Nvidia, Intel, and AMD all suffer from similar risks. However, there is so much talk about the end of PCs and sometimes notebooks, but I think that is misleading. Nvidia’s earnings call mentioned how the graphics sector did well due to all the popular games that were released. So desktop PCs might be a niche, but it is a profitable niche. Management also mentioned that a high-end tablet is better than a low-end notebook, or something to that effect. I think we are seeing the obsolescence of anything in the midrange. If all you need is email and a web browser, with some media capability, most of the tablets will be fine. If you need a word processor or spreadsheet application then you might need some peripherals, but you do not need expensive hardware.

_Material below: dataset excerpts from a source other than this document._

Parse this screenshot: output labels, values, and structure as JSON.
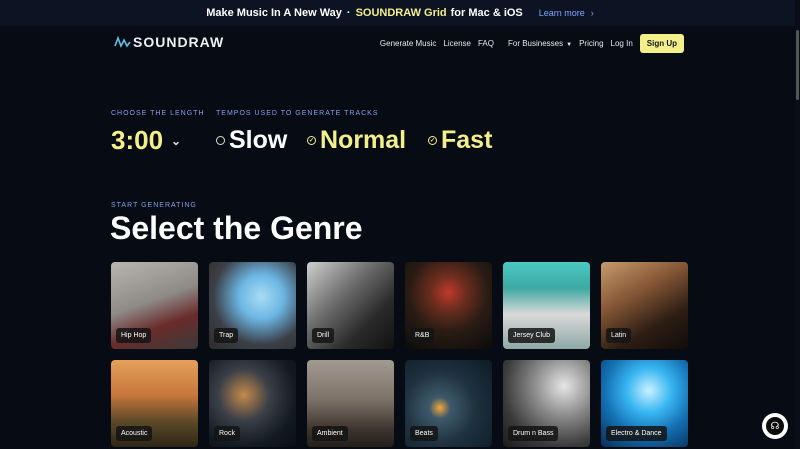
{
  "banner": {
    "pre": "Make Music In A New Way",
    "dot": "·",
    "grid": "SOUNDRAW Grid",
    "post": "for Mac & iOS",
    "learn": "Learn more",
    "chev": "›"
  },
  "nav": {
    "logo": "SOUNDRAW",
    "items": [
      "Generate Music",
      "License",
      "FAQ",
      "For Businesses",
      "Pricing",
      "Log In"
    ],
    "caret": "▼",
    "signup": "Sign Up"
  },
  "length": {
    "label": "CHOOSE THE LENGTH",
    "value": "3:00",
    "dropdown_icon": "chevron-down-icon",
    "dropdown_glyph": "⌄"
  },
  "tempos": {
    "label": "TEMPOS USED TO GENERATE TRACKS",
    "items": [
      {
        "label": "Slow",
        "selected": false,
        "glyph": ""
      },
      {
        "label": "Normal",
        "selected": true,
        "glyph": "✓"
      },
      {
        "label": "Fast",
        "selected": true,
        "glyph": "✓"
      }
    ]
  },
  "genre_section": {
    "kicker": "START GENERATING",
    "title": "Select the Genre",
    "genres": [
      "Hip Hop",
      "Trap",
      "Drill",
      "R&B",
      "Jersey Club",
      "Latin",
      "Acoustic",
      "Rock",
      "Ambient",
      "Beats",
      "Drum n Bass",
      "Electro & Dance"
    ]
  },
  "support": {
    "icon": "headset-icon",
    "glyph": "☊"
  },
  "colors": {
    "accent": "#f3f08a",
    "label_blue": "#7da3e8",
    "background": "#070b14"
  }
}
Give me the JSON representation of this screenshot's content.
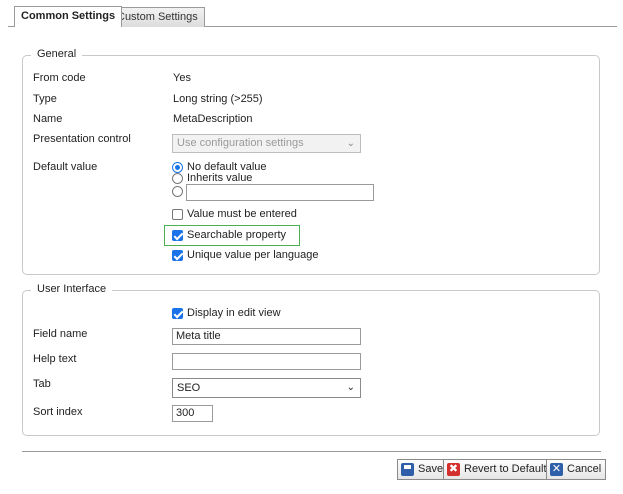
{
  "tabs": [
    {
      "label": "Common Settings",
      "active": true
    },
    {
      "label": "Custom Settings",
      "active": false
    }
  ],
  "general": {
    "legend": "General",
    "rows": {
      "from_code": {
        "label": "From code",
        "value": "Yes"
      },
      "type": {
        "label": "Type",
        "value": "Long string (>255)"
      },
      "name": {
        "label": "Name",
        "value": "MetaDescription"
      },
      "presentation": {
        "label": "Presentation control",
        "value": "Use configuration settings"
      },
      "default_value": {
        "label": "Default value",
        "options": [
          "No default value",
          "Inherits value"
        ],
        "custom_value": "",
        "selected": "No default value"
      }
    },
    "checks": {
      "must_enter": {
        "label": "Value must be entered",
        "checked": false
      },
      "searchable": {
        "label": "Searchable property",
        "checked": true
      },
      "unique_lang": {
        "label": "Unique value per language",
        "checked": true
      }
    }
  },
  "ui": {
    "legend": "User Interface",
    "display_edit": {
      "label": "Display in edit view",
      "checked": true
    },
    "field_name": {
      "label": "Field name",
      "value": "Meta title"
    },
    "help_text": {
      "label": "Help text",
      "value": ""
    },
    "tab": {
      "label": "Tab",
      "value": "SEO"
    },
    "sort_index": {
      "label": "Sort index",
      "value": "300"
    }
  },
  "buttons": {
    "save": "Save",
    "revert": "Revert to Default",
    "cancel": "Cancel"
  },
  "colors": {
    "accent": "#1a73e8",
    "highlight_border": "#4caf50"
  }
}
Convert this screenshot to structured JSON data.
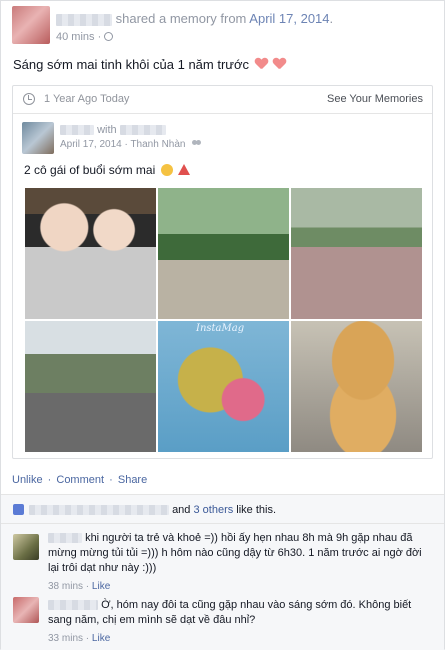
{
  "post": {
    "action_text": "shared a memory from",
    "date": "April 17, 2014",
    "date_suffix": ".",
    "time_ago": "40 mins",
    "separator": "·",
    "audience_icon": "globe-icon",
    "text": "Sáng sớm mai tinh khôi của 1 năm trước"
  },
  "memory": {
    "title": "1 Year Ago Today",
    "see_link": "See Your Memories",
    "inner_with": "with",
    "inner_date": "April 17, 2014",
    "inner_place": "Thanh Nhàn",
    "inner_text": "2 cô gái of buổi sớm mai",
    "photo_watermark": "InstaMag"
  },
  "actions": {
    "unlike": "Unlike",
    "comment": "Comment",
    "share": "Share",
    "dot": "·"
  },
  "likes": {
    "and": "and",
    "others_link": "3 others",
    "suffix": "like this."
  },
  "comments": [
    {
      "text": "khi người ta trẻ và khoẻ =)) hồi ấy hẹn nhau 8h mà 9h gặp nhau đã mừng mừng tủi tủi =))) h hôm nào cũng dậy từ 6h30. 1 năm trước ai ngờ đời lại trôi dạt như này :)))",
      "time": "38 mins",
      "like": "Like"
    },
    {
      "text": "Ờ, hóm nay đôi ta cũng gặp nhau vào sáng sớm đó. Không biết sang năm, chị em mình sẽ dạt về đâu nhỉ?",
      "time": "33 mins",
      "like": "Like"
    }
  ]
}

Desktop PCs used for gaming can be a lucrative niche industry, but does not have the volume that is necessary to keep the prominence these companies have. However, the money spent must be pretty substantial, and there are regular updates as better computers are needed to play games. Considering the success of games like Skyrim and Assassin’s Creed there are people out there upgrading their computers. At least some of the PC gaming segment is still alive. For example, StarCraft is a PC game. This also helps Nvidia with its fantastic GeForce chips. That makes me like Nvidia for having a strong position in traditional PCs and notebooks in addition to phones and tablets.
I think lack of penetration into mobile is the core of Intel’s problem. I just upgraded my desktop with an Intel chip, but I do not feel Intel’s impact further than that. Even if the chip is used in laptops that is not a sector that sets hearts aflutter. The Tegra chip was put into an electric car so use that for comparison. It is also contracting since some of the demand has gone to tablets. Despite all this Intel might still be undervalued by some measures, however I would avoid it. It is still the big dog on the block and its dominance means that it is a strong company. However, cracks are beginning to show on its facade, and when these cracks move to the foundation it is time to worry.

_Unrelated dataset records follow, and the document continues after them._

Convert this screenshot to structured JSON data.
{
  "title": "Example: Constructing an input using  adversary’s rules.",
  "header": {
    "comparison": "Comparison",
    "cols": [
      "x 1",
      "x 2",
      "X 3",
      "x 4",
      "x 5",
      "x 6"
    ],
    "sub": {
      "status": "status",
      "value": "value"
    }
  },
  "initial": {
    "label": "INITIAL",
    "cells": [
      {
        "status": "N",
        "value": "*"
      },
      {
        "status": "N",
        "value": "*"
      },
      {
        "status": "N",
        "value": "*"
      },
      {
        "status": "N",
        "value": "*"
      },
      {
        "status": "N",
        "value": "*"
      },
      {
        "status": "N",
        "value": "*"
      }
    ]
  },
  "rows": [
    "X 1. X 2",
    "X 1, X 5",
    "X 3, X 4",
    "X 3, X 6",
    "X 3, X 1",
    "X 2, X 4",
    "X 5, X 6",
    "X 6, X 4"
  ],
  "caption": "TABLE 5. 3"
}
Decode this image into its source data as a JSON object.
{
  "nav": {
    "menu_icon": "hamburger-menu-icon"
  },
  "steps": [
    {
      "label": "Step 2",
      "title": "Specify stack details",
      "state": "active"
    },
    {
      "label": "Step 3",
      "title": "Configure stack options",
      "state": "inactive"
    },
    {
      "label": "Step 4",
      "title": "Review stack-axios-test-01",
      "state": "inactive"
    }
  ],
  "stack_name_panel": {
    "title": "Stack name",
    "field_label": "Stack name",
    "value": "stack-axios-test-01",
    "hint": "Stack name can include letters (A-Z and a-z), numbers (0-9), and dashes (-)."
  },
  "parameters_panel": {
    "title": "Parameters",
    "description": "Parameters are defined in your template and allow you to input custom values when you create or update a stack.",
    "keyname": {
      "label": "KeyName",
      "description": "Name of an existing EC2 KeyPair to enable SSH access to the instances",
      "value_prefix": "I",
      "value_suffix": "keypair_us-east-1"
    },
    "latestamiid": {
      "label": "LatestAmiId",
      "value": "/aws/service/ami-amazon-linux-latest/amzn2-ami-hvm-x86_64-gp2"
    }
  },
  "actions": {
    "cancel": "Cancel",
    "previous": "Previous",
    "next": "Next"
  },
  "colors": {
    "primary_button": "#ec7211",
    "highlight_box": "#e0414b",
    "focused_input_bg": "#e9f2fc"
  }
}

Turning to the seemingly perennial laggard, AMD has been on a nice run the last few days. I find the news to be a bit bitter sweet. I do not think having a large investor in a position of basically having to save the company really changes much. However, if the fear of a bankruptcy is gone perhaps the fear driving the price down has subsided. Is that a reason to become a bull? I wanted AMD to really nail earnings last quarter. The lull of the previous quarter would have been the switch to Trinity and the company would be on the road to recovery. Since that did not occur, I would wait to see what the company does. It is selling a location in Texas, but it really depends on what the company does with its liquidity stopgap that will determine whether it can gain a firm footing.
So now the circle is complete, because that point applies to Nvidia. It should not be forgotten just because the company is doing well. Cash and assets should be put to the most productive uses, and if they are not then whatever success you have might end up being history. So Nvidia is a good company to invest in, but I would take a tentative position. The earnings call did not give me a picture of what the company is going to do next. A share repurchase program is not the sort of business development I am interested in.